Les Français auraient-ils tendance à assimiler la pauvreté aux plus exclus ? C'est ce que tend à montrer la Fédération française des Banques alimentaires, qui rend public un sondage sur la vision de l'aide alimentaire par les Français. « Les gens perçoivent les personnes qui ont besoin de l'aide alimentaire comme des personnes marginalisées et éloignées du travail, alors que notre réalité est différente : au-delà des exclus, 29 % des personnes que nous accueillons sont des chômeurs, des retraités, des travailleurs pauvres », précise Alain Seugé, président de la fédération.

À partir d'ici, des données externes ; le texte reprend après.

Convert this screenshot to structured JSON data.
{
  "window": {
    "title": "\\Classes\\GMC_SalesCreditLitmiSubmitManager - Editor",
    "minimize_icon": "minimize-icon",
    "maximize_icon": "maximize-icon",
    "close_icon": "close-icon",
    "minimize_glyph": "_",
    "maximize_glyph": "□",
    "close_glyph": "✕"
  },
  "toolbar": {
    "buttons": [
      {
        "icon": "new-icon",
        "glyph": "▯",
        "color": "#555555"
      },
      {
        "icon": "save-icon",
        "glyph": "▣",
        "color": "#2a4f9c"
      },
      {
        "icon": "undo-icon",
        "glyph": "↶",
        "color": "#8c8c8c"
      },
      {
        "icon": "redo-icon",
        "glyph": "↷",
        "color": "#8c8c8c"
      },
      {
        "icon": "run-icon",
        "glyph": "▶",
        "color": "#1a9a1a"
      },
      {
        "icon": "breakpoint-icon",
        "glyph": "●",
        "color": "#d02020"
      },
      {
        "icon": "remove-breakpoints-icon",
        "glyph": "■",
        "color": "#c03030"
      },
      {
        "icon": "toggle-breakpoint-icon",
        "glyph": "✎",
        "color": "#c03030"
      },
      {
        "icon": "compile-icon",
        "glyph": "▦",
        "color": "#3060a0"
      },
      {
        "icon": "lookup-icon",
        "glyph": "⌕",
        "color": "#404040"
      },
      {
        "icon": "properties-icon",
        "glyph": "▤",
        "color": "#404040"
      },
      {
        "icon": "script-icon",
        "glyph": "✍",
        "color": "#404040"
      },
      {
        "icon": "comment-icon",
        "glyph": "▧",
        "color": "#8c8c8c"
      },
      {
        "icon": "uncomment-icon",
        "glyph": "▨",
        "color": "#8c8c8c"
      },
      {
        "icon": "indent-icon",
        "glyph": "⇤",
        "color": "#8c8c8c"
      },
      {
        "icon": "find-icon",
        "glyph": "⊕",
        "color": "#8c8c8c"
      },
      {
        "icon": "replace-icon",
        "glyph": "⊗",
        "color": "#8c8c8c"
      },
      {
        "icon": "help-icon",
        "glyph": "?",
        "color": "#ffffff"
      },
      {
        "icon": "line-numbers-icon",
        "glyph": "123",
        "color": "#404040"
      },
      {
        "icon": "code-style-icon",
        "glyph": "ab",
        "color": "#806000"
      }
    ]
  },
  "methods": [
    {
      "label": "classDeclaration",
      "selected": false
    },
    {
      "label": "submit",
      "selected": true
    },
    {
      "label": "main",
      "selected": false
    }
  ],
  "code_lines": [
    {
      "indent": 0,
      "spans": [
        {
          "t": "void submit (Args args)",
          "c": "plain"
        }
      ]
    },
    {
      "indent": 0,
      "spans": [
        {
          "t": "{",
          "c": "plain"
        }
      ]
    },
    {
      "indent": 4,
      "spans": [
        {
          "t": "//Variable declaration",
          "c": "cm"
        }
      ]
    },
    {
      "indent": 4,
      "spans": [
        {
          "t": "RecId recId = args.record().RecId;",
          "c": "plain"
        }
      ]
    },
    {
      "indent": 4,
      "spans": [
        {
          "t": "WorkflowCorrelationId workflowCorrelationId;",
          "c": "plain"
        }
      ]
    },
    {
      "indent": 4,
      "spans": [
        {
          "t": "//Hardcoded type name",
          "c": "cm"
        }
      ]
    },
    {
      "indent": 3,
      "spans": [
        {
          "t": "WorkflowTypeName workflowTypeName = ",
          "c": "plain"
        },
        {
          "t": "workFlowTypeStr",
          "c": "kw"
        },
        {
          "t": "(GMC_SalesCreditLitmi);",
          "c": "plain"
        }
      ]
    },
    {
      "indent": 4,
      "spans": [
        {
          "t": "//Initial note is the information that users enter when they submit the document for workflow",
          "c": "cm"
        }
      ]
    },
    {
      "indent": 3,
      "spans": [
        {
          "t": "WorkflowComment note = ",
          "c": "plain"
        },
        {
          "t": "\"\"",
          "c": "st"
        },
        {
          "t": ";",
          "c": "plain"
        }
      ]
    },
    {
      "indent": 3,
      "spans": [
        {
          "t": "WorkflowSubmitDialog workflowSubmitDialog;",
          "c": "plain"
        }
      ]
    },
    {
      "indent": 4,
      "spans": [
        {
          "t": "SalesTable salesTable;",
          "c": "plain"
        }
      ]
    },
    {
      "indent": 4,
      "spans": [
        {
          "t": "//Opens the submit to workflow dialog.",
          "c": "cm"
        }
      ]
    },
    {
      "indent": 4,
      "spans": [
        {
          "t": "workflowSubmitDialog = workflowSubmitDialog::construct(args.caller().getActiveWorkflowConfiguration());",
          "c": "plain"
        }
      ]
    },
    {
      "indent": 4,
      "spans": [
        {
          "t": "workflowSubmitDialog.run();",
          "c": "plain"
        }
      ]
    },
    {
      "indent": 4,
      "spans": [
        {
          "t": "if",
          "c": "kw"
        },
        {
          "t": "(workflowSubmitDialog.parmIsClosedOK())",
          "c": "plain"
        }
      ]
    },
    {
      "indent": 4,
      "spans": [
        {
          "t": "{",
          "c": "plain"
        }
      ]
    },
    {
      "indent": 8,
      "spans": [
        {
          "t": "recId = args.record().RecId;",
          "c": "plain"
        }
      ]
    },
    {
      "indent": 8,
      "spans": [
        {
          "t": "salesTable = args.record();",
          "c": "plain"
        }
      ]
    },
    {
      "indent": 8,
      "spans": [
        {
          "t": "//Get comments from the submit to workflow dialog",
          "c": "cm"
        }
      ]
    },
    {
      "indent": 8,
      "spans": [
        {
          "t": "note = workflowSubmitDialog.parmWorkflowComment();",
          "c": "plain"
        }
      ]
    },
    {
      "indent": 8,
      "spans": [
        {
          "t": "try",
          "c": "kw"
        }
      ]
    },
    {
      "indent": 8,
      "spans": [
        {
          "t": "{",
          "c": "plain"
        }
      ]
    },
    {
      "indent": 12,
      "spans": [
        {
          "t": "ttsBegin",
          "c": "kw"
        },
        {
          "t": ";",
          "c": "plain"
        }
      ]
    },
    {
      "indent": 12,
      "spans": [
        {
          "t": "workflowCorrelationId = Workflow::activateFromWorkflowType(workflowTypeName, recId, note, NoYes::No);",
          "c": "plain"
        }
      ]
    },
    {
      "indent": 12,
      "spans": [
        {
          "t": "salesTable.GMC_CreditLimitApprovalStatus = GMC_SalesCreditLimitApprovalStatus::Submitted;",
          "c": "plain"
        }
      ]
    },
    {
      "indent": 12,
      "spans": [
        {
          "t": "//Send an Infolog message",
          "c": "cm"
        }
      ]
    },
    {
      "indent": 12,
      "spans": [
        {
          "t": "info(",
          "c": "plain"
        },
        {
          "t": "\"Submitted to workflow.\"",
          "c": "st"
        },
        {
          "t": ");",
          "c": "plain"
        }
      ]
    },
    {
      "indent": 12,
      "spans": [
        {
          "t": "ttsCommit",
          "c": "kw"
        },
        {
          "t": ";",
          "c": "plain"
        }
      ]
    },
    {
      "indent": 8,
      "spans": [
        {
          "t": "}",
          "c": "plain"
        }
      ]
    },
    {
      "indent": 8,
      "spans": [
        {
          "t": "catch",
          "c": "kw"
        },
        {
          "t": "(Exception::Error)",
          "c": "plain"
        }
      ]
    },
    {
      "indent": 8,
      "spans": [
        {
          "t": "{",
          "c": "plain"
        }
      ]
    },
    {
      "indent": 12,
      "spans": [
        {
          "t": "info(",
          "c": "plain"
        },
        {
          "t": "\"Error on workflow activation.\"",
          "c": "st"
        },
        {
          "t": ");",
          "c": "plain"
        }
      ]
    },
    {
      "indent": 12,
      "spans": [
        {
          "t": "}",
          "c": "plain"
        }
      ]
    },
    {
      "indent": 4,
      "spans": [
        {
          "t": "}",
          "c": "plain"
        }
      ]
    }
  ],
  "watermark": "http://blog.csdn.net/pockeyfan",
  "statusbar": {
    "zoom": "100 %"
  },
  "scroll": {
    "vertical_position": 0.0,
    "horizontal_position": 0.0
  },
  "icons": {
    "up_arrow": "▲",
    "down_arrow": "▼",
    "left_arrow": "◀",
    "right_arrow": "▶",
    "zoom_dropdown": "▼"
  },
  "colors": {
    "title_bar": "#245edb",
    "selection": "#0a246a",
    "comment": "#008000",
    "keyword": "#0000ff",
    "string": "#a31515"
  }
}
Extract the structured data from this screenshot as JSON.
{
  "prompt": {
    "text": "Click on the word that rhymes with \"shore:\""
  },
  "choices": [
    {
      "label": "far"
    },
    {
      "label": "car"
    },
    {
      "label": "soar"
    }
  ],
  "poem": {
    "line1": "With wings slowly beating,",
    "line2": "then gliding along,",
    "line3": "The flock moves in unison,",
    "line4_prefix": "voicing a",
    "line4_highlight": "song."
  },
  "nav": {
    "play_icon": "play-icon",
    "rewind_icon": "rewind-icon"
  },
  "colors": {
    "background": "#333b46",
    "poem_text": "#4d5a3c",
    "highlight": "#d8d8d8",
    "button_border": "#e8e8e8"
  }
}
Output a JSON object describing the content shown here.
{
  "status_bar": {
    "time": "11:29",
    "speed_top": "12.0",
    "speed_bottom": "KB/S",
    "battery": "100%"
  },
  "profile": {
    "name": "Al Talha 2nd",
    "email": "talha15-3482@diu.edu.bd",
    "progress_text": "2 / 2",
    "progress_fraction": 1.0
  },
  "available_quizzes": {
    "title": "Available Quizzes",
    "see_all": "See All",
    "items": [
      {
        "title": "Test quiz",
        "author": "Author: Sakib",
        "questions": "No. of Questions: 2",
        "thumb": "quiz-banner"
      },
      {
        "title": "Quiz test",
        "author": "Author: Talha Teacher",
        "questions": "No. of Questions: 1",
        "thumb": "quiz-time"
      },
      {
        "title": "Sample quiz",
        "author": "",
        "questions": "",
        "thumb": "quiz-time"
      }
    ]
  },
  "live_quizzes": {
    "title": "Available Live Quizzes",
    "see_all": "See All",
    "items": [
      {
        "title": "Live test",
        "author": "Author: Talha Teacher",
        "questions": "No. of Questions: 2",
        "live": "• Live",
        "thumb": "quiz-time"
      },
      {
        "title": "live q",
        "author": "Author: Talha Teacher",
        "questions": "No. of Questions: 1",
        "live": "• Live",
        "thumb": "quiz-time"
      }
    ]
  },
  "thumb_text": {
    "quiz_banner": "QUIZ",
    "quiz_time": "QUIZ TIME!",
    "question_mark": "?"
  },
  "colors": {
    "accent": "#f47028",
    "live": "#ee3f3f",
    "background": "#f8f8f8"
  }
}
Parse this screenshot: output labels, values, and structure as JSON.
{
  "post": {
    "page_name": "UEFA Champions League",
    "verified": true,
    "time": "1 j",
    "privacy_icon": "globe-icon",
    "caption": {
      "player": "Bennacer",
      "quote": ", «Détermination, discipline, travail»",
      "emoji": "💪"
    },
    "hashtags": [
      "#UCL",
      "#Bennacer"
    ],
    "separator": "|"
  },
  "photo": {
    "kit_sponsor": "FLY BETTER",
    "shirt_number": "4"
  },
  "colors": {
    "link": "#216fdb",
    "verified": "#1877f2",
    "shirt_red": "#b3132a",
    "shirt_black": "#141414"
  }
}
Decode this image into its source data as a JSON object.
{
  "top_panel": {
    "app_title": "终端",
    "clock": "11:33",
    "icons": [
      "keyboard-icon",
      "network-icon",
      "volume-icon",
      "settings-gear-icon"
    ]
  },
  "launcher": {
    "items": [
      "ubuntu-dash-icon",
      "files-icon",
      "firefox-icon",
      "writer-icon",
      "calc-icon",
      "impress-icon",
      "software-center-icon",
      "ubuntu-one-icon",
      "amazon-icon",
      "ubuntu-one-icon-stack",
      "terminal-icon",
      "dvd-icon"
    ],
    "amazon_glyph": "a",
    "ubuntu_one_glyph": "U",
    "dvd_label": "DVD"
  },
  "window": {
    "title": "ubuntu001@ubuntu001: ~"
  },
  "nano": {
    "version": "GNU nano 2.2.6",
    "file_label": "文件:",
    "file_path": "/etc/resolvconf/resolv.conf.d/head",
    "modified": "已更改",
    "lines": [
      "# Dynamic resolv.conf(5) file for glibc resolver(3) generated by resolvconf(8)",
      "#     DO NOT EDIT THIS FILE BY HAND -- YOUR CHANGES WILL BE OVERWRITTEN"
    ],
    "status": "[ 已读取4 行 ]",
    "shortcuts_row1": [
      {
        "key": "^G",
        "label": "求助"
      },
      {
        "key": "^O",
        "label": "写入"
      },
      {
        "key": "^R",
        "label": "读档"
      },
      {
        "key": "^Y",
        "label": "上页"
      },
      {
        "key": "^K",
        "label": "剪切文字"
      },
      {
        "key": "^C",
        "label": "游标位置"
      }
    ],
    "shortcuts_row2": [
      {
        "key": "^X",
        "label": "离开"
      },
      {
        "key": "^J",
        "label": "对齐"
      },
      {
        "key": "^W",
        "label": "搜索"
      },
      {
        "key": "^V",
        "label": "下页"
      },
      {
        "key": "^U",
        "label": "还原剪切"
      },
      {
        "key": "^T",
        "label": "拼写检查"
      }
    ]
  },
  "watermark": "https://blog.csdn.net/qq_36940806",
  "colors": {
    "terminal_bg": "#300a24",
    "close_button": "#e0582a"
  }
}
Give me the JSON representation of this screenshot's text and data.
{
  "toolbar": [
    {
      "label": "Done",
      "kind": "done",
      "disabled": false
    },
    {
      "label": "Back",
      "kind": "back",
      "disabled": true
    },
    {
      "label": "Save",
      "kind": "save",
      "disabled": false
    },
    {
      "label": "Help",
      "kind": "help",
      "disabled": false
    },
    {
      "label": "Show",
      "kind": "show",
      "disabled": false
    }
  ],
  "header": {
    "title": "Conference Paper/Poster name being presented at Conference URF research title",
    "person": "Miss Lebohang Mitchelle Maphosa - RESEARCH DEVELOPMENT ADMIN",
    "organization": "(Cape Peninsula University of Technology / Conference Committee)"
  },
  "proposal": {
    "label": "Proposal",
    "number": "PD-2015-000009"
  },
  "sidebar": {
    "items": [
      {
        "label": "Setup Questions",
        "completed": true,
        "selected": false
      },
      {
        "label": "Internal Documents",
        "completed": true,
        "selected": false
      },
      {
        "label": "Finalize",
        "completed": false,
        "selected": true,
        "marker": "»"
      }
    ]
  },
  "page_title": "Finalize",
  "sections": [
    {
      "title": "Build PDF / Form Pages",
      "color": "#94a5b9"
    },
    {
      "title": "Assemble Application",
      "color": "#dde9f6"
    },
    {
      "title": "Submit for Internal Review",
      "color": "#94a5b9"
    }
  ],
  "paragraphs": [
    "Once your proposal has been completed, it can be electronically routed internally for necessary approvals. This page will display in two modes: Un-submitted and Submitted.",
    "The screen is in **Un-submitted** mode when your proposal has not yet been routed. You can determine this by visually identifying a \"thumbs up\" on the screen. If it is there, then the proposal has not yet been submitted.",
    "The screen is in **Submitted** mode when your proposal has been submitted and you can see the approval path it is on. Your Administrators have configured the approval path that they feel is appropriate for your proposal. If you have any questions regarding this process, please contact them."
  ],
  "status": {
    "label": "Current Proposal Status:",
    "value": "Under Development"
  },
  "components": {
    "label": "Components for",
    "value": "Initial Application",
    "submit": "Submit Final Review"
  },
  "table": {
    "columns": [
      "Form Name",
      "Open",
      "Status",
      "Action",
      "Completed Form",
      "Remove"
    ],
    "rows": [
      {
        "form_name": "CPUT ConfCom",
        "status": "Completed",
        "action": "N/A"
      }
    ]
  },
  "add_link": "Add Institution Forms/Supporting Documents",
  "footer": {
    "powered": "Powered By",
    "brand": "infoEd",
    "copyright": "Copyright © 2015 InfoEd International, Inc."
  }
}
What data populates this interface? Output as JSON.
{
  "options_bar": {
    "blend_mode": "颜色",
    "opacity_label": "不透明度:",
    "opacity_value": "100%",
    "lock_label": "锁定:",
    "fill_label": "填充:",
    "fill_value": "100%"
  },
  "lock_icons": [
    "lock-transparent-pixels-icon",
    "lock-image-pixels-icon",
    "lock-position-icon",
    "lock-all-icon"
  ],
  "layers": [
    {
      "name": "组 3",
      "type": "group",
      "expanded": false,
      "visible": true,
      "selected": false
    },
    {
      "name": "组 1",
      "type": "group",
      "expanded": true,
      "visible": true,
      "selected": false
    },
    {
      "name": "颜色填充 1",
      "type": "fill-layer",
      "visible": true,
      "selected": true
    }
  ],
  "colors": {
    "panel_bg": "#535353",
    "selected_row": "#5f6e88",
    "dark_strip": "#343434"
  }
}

En 2010, l'« année européenne de lutte contre la pauvreté et l'exclusion sociale » permettra peut-être de mieux sensibiliser l'opinion publique à cette question.
(1) 2 000 personnes ont été sondées.
(2) L'étude est publiée dans Economie et statistique n° 421 - Septembre 2009. Elle s'appuie sur deux études, l'une sur les « standards de vie » réalisée en 2006, et sur l'Eurobaromètre 67.1 de 2007 commandé par la Commission européenne.